“Well, well,” continued my father, “but relic or no relic, there are many who, while they fully recognise the value of the Sunchild’s teaching, dislike these cock and bull stories as blasphemy against God’s most blessed gift of reason. There are many in Bridgeford who hate this story of the horses.”
The youth was now quite reassured. “So there are here, sir,” he said warmly, “and who hate the Sunchild too. If there is such a hell as he used to talk about to my mother, we doubt not but that he will be cast into its deepest fires. See how he has turned us all upside down. But we dare not say what we think. There is no courage left in Erewhon.”
Then waxing calmer he said, “It is you Bridgeford people and your Musical Banks that have done it all. The Musical Bank Managers saw that the people were falling away from them. Finding that the vulgar believed this foreign devil Higgs—for he gave this name to my mother when he was in prison—finding that—But you know all this as well as I do. How can you Bridgeford Professors pretend to believe about these horses, and about the Sunchild’s being son to the sun, when all the time you know there is no truth in it?”

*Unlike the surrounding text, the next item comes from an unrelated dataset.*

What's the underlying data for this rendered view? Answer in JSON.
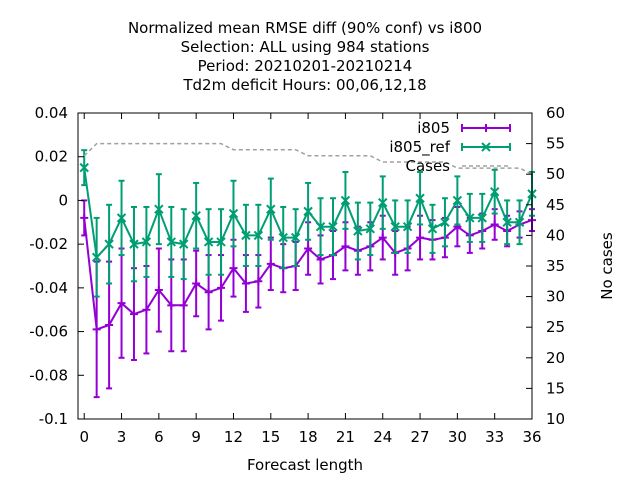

“My son—for considering the difference in our ages I may be allowed to call you so—we at Bridgeford are much like you at Sunch’ston; we dare not always say what we think. Nor would it be wise to do so, when we should not be listened to. This fire must burn itself out, for it has got such hold that nothing can either stay or turn it. Even though Higgs himself were to return and tell it from the house-tops that he was a mortal—ay, and a very common one—he would be killed, but not believed.”
“Let him come; let him show himself, speak out and die, if the people choose to kill him. In that case I would forgive him, accept him for my father, as silly people sometimes say he is, and honour him to my dying day.”
“Would that be a bargain?” said my father, smiling in spite of emotion so strong that he could hardly bring the words out of his mouth.
“Yes, it would,” said the youth doggedly.
“Then let me shake hands with you on his behalf, and let us change the conversation.”
He took my father’s hand, doubtfully and somewhat disdainfully, but he did not refuse it.